A lot of people laugh at 1944's hard-boiled proto-noir classic Double Indemnity the first time they see it, and it's hard to imagine that director Billy Wilder would've disapproved. Wilder made his reputation with comedy, and though Double Indemnity, his first great film, was based on a James M. Cain crime novella (adapted for the screen by Wilder and detective-fiction master Raymond Chandler), the movie doesn't try to hide its slightly ridiculous nature. After all, it's about tough-talking insurance salesmen, and a sleazy murder plot cooked up in supermarkets and hillside manses. People do get killed, and the movie is suffused with the fatalism that would become noir's predominant theme, but when Fred MacMurray gazes hungrily into Barbara Stanwyck's eyes and coos, "Shut up, baby," surely it's supposed to be funny.

Double Indemnity's dialogue pops by at a hundred miles per hour, and it's laced with double entendres that aren't seductive so much as space-filling. MacMurray and Stanwyck—and Edward G. Robinson, who plays MacMurray's boss, hot on the heels of his wayward employee—base their relationships on conversational one-upmanship, respecting only those who can keep up. When Stanwyck proposes killing her husband and MacMurray comes up with a plan that will produce a maximum payoff, the two of them go through with it mainly to prove to each other how smart they are.

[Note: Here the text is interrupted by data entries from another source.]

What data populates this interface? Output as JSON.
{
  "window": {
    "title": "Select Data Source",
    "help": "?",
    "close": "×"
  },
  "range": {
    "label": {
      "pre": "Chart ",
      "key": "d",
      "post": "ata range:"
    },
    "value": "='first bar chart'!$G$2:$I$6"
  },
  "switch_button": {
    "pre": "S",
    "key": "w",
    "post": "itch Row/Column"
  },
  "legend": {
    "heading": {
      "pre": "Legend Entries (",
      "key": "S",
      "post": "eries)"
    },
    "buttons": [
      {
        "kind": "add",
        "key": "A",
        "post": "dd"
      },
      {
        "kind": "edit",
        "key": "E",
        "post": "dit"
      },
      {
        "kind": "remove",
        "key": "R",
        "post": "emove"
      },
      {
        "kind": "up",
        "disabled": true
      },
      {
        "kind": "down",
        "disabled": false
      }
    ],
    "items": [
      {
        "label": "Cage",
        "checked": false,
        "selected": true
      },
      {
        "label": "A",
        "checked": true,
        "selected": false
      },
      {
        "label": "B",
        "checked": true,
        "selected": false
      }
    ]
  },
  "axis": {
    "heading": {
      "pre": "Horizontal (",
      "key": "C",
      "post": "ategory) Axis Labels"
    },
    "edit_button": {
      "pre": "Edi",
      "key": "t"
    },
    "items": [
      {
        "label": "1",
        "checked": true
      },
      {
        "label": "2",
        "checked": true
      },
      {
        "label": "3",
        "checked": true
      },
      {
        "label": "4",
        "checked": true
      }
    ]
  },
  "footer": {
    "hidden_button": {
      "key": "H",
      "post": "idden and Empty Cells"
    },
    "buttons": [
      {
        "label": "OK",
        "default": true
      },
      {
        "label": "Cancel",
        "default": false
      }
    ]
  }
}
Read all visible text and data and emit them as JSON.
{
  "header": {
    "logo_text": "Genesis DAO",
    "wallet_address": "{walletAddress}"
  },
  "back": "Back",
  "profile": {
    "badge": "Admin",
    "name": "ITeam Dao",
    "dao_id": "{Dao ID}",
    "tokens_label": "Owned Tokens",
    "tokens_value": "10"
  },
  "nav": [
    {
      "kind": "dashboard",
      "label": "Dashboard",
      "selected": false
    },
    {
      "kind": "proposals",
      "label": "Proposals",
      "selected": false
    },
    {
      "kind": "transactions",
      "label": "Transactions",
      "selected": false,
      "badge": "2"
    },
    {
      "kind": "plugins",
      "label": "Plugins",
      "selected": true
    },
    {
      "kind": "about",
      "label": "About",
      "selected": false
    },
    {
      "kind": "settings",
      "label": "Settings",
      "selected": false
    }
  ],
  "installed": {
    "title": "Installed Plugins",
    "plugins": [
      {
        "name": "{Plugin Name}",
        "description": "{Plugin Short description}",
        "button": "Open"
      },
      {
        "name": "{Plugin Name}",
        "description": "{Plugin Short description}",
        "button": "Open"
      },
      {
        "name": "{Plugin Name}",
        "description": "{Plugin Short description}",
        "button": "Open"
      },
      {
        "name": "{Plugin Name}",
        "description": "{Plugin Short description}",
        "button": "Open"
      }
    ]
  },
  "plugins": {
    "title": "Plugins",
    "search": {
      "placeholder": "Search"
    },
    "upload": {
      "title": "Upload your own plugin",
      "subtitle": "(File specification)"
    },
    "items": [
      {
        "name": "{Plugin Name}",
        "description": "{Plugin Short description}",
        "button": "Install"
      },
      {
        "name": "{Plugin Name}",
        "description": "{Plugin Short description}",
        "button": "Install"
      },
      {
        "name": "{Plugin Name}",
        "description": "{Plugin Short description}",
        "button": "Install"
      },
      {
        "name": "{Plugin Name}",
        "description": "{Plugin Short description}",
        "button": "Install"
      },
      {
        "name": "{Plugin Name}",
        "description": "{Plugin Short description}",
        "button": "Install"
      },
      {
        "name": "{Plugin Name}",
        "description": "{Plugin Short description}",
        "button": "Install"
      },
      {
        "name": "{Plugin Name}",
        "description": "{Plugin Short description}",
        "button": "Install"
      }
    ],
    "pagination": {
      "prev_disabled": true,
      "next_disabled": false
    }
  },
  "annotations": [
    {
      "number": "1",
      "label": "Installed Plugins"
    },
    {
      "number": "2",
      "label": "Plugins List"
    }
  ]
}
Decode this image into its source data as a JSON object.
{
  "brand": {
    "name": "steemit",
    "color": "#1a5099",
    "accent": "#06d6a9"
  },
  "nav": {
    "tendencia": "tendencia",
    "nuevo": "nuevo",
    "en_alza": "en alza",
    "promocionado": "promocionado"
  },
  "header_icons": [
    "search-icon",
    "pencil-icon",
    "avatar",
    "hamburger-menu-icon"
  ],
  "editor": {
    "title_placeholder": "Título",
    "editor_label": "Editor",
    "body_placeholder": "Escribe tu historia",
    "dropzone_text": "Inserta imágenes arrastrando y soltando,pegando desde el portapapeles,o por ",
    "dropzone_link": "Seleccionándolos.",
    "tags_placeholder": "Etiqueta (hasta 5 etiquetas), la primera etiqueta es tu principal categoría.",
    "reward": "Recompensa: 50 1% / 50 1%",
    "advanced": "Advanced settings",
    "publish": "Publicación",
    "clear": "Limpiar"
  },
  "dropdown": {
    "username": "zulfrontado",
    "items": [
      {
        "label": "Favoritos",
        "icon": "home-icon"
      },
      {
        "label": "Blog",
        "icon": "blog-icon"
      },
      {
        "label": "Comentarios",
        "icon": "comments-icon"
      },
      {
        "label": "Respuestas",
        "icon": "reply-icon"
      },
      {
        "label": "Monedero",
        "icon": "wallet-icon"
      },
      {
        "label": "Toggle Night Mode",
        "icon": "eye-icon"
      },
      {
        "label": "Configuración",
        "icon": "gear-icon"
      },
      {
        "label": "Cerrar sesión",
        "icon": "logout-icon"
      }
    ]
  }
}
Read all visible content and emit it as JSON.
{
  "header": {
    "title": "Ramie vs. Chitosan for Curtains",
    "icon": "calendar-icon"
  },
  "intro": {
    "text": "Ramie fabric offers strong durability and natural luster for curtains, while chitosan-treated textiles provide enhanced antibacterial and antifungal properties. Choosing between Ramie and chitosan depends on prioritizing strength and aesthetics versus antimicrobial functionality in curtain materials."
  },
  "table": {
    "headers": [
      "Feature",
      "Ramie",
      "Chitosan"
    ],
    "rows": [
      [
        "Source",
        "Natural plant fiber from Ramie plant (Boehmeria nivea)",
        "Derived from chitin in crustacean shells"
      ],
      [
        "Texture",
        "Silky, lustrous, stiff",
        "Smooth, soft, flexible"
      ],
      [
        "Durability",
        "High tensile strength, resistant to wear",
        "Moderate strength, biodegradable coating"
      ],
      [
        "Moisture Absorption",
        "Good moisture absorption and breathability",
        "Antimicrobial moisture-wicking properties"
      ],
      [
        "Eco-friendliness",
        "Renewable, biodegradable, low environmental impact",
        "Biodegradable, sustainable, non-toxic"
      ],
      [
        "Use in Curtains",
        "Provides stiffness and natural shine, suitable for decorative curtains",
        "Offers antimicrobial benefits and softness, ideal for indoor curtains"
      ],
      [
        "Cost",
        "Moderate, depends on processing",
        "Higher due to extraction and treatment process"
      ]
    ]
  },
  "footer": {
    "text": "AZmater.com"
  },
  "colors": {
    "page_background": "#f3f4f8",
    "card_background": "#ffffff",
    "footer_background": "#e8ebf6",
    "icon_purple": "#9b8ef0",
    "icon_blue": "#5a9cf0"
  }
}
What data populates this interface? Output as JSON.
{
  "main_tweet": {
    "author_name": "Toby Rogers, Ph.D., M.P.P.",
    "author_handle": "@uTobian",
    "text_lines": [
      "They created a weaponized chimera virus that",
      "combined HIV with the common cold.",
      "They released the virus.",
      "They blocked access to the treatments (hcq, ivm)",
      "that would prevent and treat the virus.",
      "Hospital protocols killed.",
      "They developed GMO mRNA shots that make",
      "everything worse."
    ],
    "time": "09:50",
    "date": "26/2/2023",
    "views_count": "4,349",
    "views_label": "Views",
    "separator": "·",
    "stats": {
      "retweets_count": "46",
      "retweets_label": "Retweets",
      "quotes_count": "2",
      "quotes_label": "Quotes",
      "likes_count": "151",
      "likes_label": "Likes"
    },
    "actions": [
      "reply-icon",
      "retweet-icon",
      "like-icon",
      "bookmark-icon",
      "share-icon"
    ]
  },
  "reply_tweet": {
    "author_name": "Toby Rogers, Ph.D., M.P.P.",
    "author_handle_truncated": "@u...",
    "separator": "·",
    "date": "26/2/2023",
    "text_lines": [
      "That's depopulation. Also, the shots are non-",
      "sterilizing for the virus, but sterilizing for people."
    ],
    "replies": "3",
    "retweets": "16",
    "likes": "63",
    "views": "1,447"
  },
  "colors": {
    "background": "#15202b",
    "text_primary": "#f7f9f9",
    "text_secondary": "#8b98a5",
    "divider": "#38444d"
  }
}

The clockwork "perfect crime" plot is threatened by unreliable car ignitions and unexpected passersby, adding to the nightmarish haze and gallows humor that makes Double Indemnity such a sour treat. In spite of the mundane locations, the movie takes place just outside reality, in a land of stark shadows and snappy talk. It's a world of rotten people, jumping at the chance to lose what soul they have left.

Key features: An instructively lame 1973 TV-movie version, a featurette explaining the original's influence on noir style, a fine historical/analytical commentary by critic Richard Schickel, and an entertainingly conversational commentary by Wilder confidante and neo-noir screenwriter Lem Dobbs.